THERE are two registries that were created by law to delineate the people of Guam who are entitled to self-determination. These registries are the Chamorro Registry and the Guam Decolonization Registry – neither of which is “race-based.”
The marked difference between the two is the definition of native inhabitants. In short, the Chamorro Registry defines native inhabitants as those who were inhabitants of Guam by April 11, 1899; those who were temporarily absent from the island at that time; and those who were born on the island prior to 1800 and their descendants.
The Guam Decolonization Registry defines native inhabitants as those who became U.S. Citizens by virtue of the 1950 Organic Act of Guam and their descendants.
When you hear “Chamorro-only,” keep in mind it is a phrase that is entirely inaccurate, misguided, undermining, and is a menacing misrepresentation of the mission of the Commission on Decolonization, the intent of the enabling legislation for both registries, and the many discussions that have taken place at various conferences and fora on-island and abroad.

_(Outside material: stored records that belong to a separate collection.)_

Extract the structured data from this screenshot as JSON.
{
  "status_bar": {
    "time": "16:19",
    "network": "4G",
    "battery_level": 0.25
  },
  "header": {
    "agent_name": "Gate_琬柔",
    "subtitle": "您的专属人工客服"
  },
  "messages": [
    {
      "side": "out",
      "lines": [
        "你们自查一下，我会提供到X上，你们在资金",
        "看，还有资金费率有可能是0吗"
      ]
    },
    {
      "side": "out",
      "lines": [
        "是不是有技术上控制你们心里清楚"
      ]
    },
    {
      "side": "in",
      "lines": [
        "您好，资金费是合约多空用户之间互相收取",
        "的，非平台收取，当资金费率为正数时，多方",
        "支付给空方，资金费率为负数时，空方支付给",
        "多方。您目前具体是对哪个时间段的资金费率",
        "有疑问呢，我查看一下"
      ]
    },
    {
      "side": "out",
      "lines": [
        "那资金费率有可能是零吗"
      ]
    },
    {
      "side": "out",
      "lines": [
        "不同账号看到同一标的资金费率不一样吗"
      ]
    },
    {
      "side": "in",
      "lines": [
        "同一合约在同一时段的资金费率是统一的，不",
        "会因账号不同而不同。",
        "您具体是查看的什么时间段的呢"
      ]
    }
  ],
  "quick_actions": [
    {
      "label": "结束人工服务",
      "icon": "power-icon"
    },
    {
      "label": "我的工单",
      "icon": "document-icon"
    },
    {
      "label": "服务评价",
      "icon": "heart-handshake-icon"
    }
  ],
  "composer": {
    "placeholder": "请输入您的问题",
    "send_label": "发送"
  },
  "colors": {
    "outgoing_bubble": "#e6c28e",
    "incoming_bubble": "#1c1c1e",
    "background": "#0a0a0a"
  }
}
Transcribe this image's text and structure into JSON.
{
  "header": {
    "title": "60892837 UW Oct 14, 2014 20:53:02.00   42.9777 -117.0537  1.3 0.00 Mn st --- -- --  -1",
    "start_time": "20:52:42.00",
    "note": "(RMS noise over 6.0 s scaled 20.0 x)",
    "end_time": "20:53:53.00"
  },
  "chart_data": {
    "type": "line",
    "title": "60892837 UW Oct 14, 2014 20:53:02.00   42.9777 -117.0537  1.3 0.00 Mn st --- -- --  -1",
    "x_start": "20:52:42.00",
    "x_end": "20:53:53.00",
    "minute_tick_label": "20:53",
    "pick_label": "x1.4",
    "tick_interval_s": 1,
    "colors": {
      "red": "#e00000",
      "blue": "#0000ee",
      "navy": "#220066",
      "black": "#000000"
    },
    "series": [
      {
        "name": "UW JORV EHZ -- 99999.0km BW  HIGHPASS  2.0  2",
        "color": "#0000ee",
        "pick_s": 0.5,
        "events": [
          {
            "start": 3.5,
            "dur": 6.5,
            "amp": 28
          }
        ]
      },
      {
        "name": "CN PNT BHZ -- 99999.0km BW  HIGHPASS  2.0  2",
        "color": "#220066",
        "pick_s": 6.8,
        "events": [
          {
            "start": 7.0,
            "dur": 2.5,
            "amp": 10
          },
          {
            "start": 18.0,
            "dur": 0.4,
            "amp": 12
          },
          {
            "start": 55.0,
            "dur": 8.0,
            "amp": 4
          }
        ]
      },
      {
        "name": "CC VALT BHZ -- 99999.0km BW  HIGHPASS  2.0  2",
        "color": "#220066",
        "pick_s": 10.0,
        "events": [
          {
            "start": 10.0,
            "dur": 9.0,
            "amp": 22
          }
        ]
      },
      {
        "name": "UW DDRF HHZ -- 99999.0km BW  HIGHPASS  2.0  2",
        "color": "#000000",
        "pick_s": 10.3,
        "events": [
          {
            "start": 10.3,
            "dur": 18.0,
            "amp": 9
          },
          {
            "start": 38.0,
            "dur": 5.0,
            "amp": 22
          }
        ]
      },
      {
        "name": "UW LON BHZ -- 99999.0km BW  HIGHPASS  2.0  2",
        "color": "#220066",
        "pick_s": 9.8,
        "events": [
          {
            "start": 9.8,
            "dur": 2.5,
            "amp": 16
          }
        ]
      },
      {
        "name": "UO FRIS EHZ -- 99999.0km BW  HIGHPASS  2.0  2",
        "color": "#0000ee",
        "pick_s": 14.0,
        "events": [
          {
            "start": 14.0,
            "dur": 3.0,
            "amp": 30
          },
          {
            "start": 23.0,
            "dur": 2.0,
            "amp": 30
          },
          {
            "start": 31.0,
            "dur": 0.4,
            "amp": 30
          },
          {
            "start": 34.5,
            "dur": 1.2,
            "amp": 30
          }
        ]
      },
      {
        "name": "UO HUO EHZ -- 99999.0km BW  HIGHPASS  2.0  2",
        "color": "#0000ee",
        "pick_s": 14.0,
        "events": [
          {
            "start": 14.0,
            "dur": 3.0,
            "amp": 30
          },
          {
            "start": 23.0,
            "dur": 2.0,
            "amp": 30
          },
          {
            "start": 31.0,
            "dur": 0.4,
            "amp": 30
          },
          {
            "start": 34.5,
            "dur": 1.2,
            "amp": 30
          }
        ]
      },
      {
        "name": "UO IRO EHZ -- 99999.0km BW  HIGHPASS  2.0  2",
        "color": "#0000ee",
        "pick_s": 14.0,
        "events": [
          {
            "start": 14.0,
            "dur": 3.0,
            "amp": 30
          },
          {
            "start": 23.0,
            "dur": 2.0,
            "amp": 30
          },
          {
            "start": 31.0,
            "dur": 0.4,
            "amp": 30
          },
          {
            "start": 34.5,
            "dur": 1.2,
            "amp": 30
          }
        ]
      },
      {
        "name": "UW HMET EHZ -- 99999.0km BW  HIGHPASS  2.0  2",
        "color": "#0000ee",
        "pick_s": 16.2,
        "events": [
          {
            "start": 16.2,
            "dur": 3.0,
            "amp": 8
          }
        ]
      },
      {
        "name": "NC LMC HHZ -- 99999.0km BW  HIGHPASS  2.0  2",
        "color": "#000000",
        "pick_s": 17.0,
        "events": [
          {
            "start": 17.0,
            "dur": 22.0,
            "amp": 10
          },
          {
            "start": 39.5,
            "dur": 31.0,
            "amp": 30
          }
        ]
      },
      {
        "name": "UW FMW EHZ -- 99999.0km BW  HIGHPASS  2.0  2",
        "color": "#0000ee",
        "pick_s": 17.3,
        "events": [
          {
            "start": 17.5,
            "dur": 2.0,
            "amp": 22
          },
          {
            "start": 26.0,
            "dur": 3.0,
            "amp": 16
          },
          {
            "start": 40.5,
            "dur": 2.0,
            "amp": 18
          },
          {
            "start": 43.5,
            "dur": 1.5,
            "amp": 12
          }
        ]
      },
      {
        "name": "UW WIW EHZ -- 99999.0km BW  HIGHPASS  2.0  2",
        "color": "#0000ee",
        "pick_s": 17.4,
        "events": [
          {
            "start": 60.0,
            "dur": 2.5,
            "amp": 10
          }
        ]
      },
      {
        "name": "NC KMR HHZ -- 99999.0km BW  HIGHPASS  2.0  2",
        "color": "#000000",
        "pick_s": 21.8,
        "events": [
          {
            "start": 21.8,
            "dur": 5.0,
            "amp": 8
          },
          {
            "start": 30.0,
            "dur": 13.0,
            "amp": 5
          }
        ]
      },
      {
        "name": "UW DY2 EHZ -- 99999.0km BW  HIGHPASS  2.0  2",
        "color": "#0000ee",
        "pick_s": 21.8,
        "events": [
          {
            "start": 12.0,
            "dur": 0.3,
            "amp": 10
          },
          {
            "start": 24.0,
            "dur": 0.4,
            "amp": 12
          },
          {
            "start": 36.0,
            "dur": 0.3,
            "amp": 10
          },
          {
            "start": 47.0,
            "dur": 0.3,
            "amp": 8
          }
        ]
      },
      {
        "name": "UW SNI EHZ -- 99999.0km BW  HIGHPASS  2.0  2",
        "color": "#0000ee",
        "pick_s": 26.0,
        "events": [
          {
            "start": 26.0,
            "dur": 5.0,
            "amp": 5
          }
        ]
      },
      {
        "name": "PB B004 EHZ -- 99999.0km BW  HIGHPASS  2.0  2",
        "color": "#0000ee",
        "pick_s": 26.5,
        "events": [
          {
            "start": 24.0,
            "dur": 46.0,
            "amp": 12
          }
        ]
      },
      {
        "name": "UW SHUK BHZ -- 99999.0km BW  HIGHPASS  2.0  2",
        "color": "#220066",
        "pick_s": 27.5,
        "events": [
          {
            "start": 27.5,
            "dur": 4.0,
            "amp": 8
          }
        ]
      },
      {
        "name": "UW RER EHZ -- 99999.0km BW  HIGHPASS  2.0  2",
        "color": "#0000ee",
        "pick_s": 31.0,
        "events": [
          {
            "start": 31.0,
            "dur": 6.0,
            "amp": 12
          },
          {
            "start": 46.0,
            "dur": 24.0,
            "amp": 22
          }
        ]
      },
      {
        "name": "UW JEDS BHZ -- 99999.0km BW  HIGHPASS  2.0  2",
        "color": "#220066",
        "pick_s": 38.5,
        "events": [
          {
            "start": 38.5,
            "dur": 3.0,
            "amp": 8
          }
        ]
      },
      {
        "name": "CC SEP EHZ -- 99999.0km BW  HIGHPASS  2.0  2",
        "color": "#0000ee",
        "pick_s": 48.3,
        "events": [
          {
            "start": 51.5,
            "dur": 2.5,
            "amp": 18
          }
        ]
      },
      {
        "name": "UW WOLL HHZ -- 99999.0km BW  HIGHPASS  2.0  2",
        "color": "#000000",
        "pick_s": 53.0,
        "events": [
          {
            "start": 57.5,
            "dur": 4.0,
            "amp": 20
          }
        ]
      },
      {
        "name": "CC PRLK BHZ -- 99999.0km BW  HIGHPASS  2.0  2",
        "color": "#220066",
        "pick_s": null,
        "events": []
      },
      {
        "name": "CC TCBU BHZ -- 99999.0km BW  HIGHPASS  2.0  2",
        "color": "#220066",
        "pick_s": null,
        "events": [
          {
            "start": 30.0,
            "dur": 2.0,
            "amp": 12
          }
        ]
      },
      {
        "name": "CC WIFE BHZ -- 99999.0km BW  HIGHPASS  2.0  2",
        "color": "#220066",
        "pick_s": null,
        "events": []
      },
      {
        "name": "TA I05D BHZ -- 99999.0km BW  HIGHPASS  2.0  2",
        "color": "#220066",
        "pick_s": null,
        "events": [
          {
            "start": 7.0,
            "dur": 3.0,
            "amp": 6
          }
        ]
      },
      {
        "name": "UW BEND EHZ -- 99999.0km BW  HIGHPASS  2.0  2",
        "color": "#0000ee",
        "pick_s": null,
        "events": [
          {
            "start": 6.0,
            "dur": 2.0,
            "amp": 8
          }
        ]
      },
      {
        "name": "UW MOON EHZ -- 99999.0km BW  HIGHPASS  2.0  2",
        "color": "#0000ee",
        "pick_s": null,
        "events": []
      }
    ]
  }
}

Self-determination is not a synonym for any of the three status options, and the plebiscite is a mechanism by which the native inhabitants of Guam will now determine, for ourselves, what sort of relationship we wish to have with the United States.
Countless decisions have been made concerning our land, our water, and our airspace without sincere efforts at consultation with our people, who are left to deal with the aftermath of PCB-contamination, the effects of the Compact Impact Agreement, and wishy-washy buildup talk. These issues take effect as a result of the “status quo.” If it is change that you seek, the truest change we must impress upon is to the gray area that is beyond our legislature and beyond Adelup – it is the gray area between the people of Guam and the government of the United States of America.
Never mind the rhetoric of how this vote is racially-motivated or racially-biased – that is simply ill-intended rhetoric that seeks to undermine the process of our right to self-determination. Rather than relying on false reports and/or news articles that contain strong opinions over facts, ask the right people your questions and continue to stay informed and educated on the three status options.
Regardless of your ethnic identity, you may be qualified to register for the Guam Decolonization Registry. Registration clerks are available at the Guam Election Commission and at the office of Sen. Ben Pangelinan in Hagåtña.